Ne yazık ki farklı şekilleriyle de olsa bu yıkıma katılan, içimizden nice insanlar kazandılar. Onlar vasıtasıyla kitap, dergi, gazete, televizyon, internet vb. yayınlarla, zehirlerini halâ kusmaya devam etmektedirler. Bu gerçeği kavrayamayan gafiller ise, bindikleri bu felâket atını sürmeye devam ediyorlar. “En hayırlı nesil” olan Sahabe-i Kiram’a hakaretler ediyorlar. Tabii ki bu durum, dini ilimlerde cahil olan nice insanımızın yanlış bir yola girmesine sebep olmuş, olmaya da devam etmektedir.
Bütün bunları dikkate alarak onlara cevap veren ve Sünnet’in konumunu ortaya koyan ilim adamlarımızın gayretleri takdire şayandır. Bu çabanın devam etmesi gerekir ki, nesillerimiz sapmasınlar. Özellikle Hadis sahasında otoriter olan hocalarımızın her fırsatta bu önemli konuyu anlatması ve genç nesillerle halkımızı bilgilendirmesi kendilerine bir borçtur. Çünkü bu, imanımızdır.
Bizler “Peygamber Sevgisiyle” büyüdük. Öyle gördük. Atalarımız O’na asla toz kondurmaz ve O’nun sevdasıyla nice hizmetlere koşardı. Bu aşkla diyarlar dolaşıldı, İslâm tebliğ edildi. Bu sevgiyi alın bakalım, geriye ne kalır acaba?

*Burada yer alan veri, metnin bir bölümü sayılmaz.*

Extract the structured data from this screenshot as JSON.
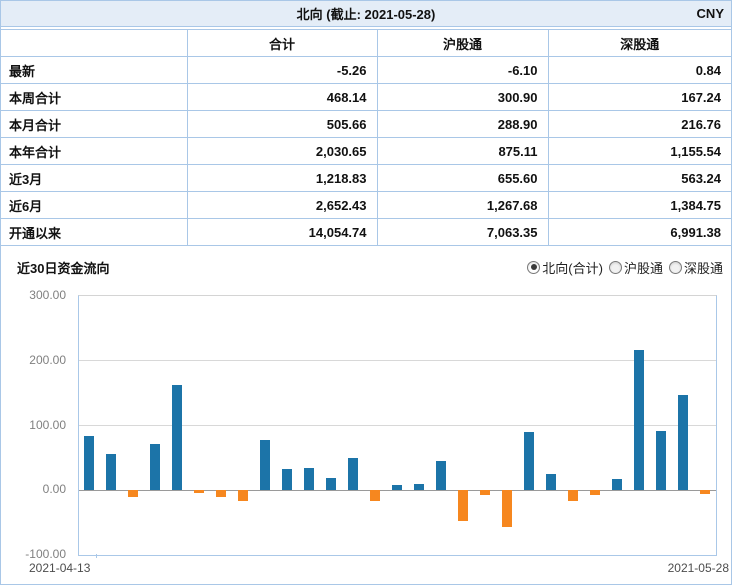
{
  "header": {
    "title": "北向 (截止: 2021-05-28)",
    "currency": "CNY"
  },
  "table": {
    "columns": [
      "",
      "合计",
      "沪股通",
      "深股通"
    ],
    "rows": [
      {
        "label": "最新",
        "values": [
          "-5.26",
          "-6.10",
          "0.84"
        ]
      },
      {
        "label": "本周合计",
        "values": [
          "468.14",
          "300.90",
          "167.24"
        ]
      },
      {
        "label": "本月合计",
        "values": [
          "505.66",
          "288.90",
          "216.76"
        ]
      },
      {
        "label": "本年合计",
        "values": [
          "2,030.65",
          "875.11",
          "1,155.54"
        ]
      },
      {
        "label": "近3月",
        "values": [
          "1,218.83",
          "655.60",
          "563.24"
        ]
      },
      {
        "label": "近6月",
        "values": [
          "2,652.43",
          "1,267.68",
          "1,384.75"
        ]
      },
      {
        "label": "开通以来",
        "values": [
          "14,054.74",
          "7,063.35",
          "6,991.38"
        ]
      }
    ]
  },
  "chart_section": {
    "title": "近30日资金流向",
    "radios": [
      {
        "label": "北向(合计)",
        "selected": true
      },
      {
        "label": "沪股通",
        "selected": false
      },
      {
        "label": "深股通",
        "selected": false
      }
    ]
  },
  "chart_data": {
    "type": "bar",
    "title": "近30日资金流向",
    "x_start_label": "2021-04-13",
    "x_end_label": "2021-05-28",
    "ylim": [
      -100,
      300
    ],
    "yticks": [
      "300.00",
      "200.00",
      "100.00",
      "0.00",
      "-100.00"
    ],
    "grid": true,
    "legend_position": "none",
    "values": [
      84,
      56,
      -10,
      72,
      163,
      -5,
      -11,
      -16,
      78,
      33,
      34,
      19,
      50,
      -17,
      8,
      9,
      45,
      -48,
      -7,
      -56,
      90,
      25,
      -16,
      -7,
      18,
      217,
      92,
      147,
      -5.26
    ],
    "positive_color": "#1c74a8",
    "negative_color": "#f6871f"
  }
}
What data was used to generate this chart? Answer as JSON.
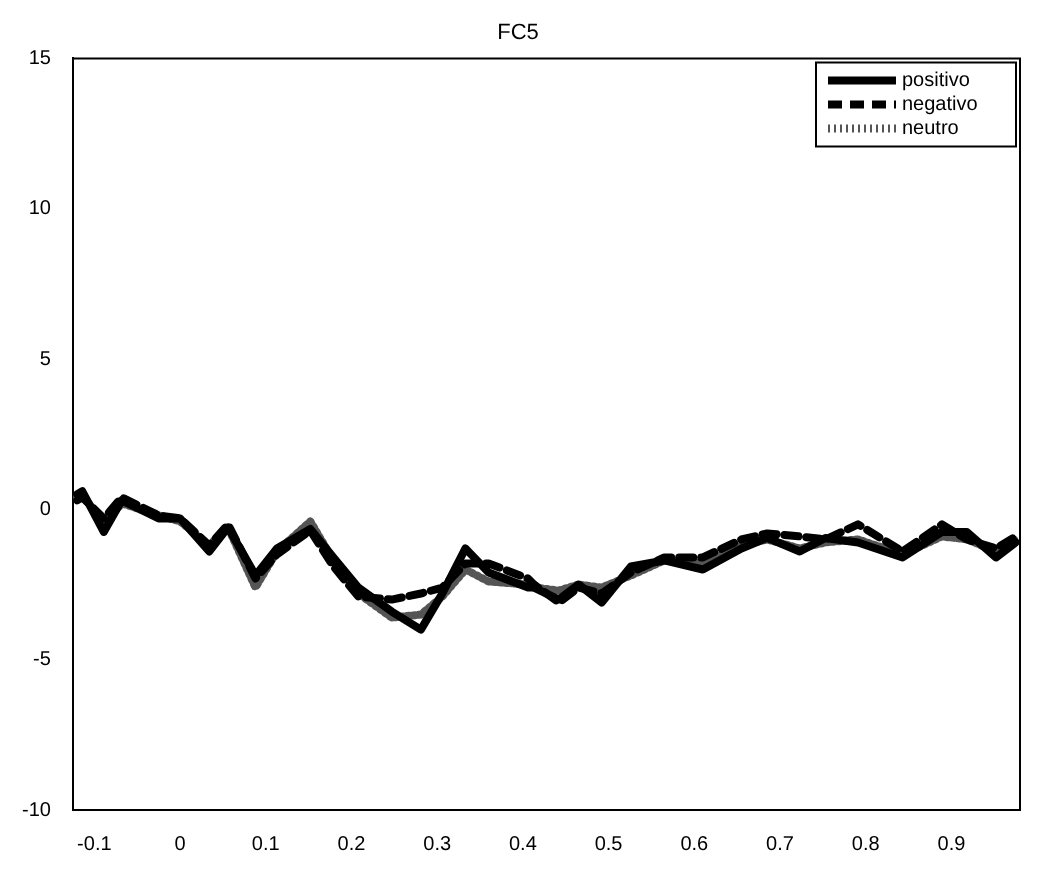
{
  "chart_data": {
    "type": "line",
    "title": "FC5",
    "x": [
      -0.12,
      -0.114,
      -0.089,
      -0.068,
      -0.025,
      0,
      0.034,
      0.056,
      0.088,
      0.113,
      0.152,
      0.179,
      0.208,
      0.247,
      0.281,
      0.306,
      0.333,
      0.36,
      0.406,
      0.413,
      0.442,
      0.465,
      0.492,
      0.526,
      0.565,
      0.61,
      0.655,
      0.685,
      0.723,
      0.753,
      0.791,
      0.843,
      0.889,
      0.918,
      0.952,
      0.975
    ],
    "series": [
      {
        "name": "positivo",
        "color": "#000000",
        "line_style": "solid",
        "values": [
          0.5,
          0.6,
          -0.75,
          0.3,
          -0.3,
          -0.3,
          -1.4,
          -0.6,
          -2.2,
          -1.3,
          -0.65,
          -1.6,
          -2.6,
          -3.4,
          -4.0,
          -2.8,
          -1.3,
          -2.1,
          -2.6,
          -2.6,
          -3.0,
          -2.5,
          -3.1,
          -1.9,
          -1.7,
          -2.0,
          -1.3,
          -0.95,
          -1.4,
          -0.95,
          -1.1,
          -1.6,
          -0.75,
          -0.75,
          -1.6,
          -1.1
        ]
      },
      {
        "name": "negativo",
        "color": "#000000",
        "line_style": "dashed",
        "values": [
          0.3,
          0.4,
          -0.3,
          0.4,
          -0.2,
          -0.3,
          -1.2,
          -0.5,
          -2.3,
          -1.5,
          -0.7,
          -1.9,
          -2.9,
          -3.0,
          -2.8,
          -2.6,
          -1.8,
          -1.8,
          -2.3,
          -2.5,
          -3.1,
          -2.6,
          -2.8,
          -2.1,
          -1.6,
          -1.6,
          -1.0,
          -0.8,
          -0.9,
          -1.0,
          -0.5,
          -1.4,
          -0.5,
          -1.0,
          -1.3,
          -0.9
        ]
      },
      {
        "name": "neutro",
        "color": "#555555",
        "line_style": "dotted",
        "values": [
          0.4,
          0.5,
          -0.5,
          0.2,
          -0.2,
          -0.4,
          -1.2,
          -0.6,
          -2.6,
          -1.4,
          -0.4,
          -1.7,
          -2.8,
          -3.6,
          -3.5,
          -2.9,
          -2.0,
          -2.4,
          -2.5,
          -2.6,
          -2.7,
          -2.5,
          -2.6,
          -2.2,
          -1.7,
          -1.8,
          -1.2,
          -1.0,
          -1.3,
          -1.1,
          -1.0,
          -1.5,
          -0.9,
          -1.0,
          -1.4,
          -1.0
        ]
      }
    ],
    "xlim": [
      -0.125,
      0.98
    ],
    "xticks": [
      -0.1,
      0,
      0.1,
      0.2,
      0.3,
      0.4,
      0.5,
      0.6,
      0.7,
      0.8,
      0.9
    ],
    "ylim": [
      -10,
      15
    ],
    "yticks": [
      -10,
      -5,
      0,
      5,
      10,
      15
    ],
    "grid": false,
    "legend": "top right",
    "marker": "none"
  }
}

O ki; Allah’ın salât ettiği bir Nebi’dir. Şu Ayet-i Kerime inanmış bir insan için yeter:
“Şüphesiz ki Allah ve melekleri peygambere çok salât (ve tekrîm) ederler. Ey îman edenler, siz de ona salât edin, tam bir teslîmiyetle selâm edin!” (33 Ahzab 56)
Sünnetin dindeki konumu
Bilindiği üzere Sünnet, İslâm dîninin ilk kaynağı olan Kur’an-ı Kerîm’den sonra gelmektedir. O’na bu hakkı bizzat Allah Teâlâ vermiştir. Bunu da mübarek kitabı ve dînin asıl kaynağı olan Kur’an-ı Kerîm’de zikretmiştir. O halde sünneti bize Kur’an’ın kendisi takdim etmektedir. Bunun içindir ki Sünnet, Kur’an’dan sonra İslâm Hukukunun kaynağıdır. Dolayısıyla Sünnet aslî kaynaklarımızdandır. İşte bunu te’yid eden bazı âyet-i kerîmeler:
“Kim Resûl’e itaat ederse Allah’a itaat etmiş olur. Yüz çevirene gelince, seni onların başına bekçigöndermedik!” (4 Nisa 80.)

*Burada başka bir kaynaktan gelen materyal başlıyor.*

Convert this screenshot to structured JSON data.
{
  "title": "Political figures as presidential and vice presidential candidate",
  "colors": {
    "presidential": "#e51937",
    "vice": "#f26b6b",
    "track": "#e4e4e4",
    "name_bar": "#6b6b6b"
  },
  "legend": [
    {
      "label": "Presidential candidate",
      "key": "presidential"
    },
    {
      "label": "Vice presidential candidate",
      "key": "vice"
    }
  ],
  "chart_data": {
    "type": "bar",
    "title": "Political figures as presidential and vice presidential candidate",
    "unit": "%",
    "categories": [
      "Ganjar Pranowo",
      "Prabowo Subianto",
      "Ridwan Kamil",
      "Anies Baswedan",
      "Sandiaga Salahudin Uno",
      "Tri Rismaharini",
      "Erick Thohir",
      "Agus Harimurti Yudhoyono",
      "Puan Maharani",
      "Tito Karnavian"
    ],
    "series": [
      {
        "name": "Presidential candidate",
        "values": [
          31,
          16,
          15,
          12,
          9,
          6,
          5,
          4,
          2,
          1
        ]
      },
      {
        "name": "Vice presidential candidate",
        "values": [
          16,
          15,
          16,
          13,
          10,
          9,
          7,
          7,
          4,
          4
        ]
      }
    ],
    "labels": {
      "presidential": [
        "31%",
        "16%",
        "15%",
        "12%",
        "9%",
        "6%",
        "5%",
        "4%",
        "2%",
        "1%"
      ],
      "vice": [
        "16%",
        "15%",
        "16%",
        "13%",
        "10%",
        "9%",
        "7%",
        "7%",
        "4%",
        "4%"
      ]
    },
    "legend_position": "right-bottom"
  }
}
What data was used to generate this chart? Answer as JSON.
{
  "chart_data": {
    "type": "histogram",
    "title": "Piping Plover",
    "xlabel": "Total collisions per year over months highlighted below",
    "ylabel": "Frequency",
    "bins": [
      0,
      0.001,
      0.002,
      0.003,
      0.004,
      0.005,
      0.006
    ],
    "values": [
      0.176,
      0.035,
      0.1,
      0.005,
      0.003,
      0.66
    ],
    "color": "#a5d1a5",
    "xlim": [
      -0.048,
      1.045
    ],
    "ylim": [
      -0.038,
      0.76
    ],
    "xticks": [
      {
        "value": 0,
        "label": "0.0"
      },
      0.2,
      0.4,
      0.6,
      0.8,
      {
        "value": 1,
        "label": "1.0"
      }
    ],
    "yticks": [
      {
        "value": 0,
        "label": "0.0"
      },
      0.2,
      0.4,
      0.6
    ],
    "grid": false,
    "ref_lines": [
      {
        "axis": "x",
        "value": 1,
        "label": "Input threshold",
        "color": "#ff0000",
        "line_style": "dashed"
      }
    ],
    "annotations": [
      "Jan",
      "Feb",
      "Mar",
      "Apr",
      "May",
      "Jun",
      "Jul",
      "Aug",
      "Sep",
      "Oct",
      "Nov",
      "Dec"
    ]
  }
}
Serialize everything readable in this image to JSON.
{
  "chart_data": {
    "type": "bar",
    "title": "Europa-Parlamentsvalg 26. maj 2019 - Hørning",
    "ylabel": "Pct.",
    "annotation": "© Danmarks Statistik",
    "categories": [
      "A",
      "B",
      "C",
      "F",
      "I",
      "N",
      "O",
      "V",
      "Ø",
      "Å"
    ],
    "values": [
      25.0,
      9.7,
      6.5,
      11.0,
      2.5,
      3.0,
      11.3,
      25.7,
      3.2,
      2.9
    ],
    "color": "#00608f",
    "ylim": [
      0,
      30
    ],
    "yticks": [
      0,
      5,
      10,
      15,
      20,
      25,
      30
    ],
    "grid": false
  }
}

Hele bir de O’nun sözlerine dair buyruk varsa;
“O, arzusuna göre de konuşmaz. O’(nun bildirdikleri) kendisine vahyedilenden başkası değildir.” (51 Necm 3-4.)

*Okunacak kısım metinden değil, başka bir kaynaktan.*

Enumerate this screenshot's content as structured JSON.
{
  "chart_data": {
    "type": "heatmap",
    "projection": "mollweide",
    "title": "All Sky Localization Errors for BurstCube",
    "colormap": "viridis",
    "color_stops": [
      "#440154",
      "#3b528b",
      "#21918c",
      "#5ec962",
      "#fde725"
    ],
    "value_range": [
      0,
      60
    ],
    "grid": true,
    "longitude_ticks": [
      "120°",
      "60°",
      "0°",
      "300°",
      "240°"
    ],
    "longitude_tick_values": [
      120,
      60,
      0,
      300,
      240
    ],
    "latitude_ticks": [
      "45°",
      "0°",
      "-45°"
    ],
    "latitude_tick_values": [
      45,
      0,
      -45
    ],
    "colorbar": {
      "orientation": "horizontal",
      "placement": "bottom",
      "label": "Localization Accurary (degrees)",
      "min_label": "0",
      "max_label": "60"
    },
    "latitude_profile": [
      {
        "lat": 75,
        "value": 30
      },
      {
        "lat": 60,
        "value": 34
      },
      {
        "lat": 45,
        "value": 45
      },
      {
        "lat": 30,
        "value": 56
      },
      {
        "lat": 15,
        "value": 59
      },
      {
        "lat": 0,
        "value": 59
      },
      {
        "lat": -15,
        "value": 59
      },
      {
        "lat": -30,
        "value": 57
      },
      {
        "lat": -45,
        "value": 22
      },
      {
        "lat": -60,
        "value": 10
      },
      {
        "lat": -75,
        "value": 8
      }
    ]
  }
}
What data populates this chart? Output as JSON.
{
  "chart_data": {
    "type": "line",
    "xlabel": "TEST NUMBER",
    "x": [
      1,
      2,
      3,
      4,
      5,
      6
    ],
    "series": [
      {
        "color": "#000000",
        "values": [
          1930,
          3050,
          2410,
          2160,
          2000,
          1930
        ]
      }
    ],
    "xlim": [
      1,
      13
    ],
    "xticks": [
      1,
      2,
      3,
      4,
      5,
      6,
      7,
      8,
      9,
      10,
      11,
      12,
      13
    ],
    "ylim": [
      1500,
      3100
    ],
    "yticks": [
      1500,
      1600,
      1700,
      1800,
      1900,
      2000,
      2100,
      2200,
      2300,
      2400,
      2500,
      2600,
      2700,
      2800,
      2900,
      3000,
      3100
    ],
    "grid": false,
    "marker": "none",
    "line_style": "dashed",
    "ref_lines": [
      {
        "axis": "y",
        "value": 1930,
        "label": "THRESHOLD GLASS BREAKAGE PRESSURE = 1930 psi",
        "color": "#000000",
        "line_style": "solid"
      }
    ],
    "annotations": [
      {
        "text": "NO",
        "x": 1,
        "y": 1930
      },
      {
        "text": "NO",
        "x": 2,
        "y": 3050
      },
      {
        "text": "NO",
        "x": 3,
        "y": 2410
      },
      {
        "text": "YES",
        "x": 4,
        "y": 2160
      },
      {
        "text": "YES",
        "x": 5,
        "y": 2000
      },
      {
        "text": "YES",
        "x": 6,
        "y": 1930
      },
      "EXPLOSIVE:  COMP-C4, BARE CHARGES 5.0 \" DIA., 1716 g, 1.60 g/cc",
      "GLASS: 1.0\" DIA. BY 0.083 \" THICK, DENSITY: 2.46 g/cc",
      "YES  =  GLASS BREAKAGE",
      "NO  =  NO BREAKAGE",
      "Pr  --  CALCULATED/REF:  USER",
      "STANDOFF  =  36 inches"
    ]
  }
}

Burada vahyin Metlûv ve Ğayr-i Metlûv şeklinde ikiye ayrıldığını unutmamalıyız.
Peygamberler masumdurlar. Yani günahsız, seçilmiş insanlardır. Bunun içindir ki onların sıfatları içerisindeki ismet sıfatı bunu ifade eder.
Yüce Rabbimiz de Peygamberleri hakkında şöyle buyurmuştur:
“Biz her Peygamberi Allah’ın izniyle ancak kendisine itaat edilmesi için gönderdik.” (4 Nisa 64.)
Durum böyle olunca, Peygamber Efendimiz’in (sav), sözleri tabii ki bağlayıcı olacak ve O’nun uygulamaları İslâm’ın bizzat kendisi olacaktır. O’ndan bunu soyutlamaya kalkışanlar acaba ne ile amel edeceklerdir?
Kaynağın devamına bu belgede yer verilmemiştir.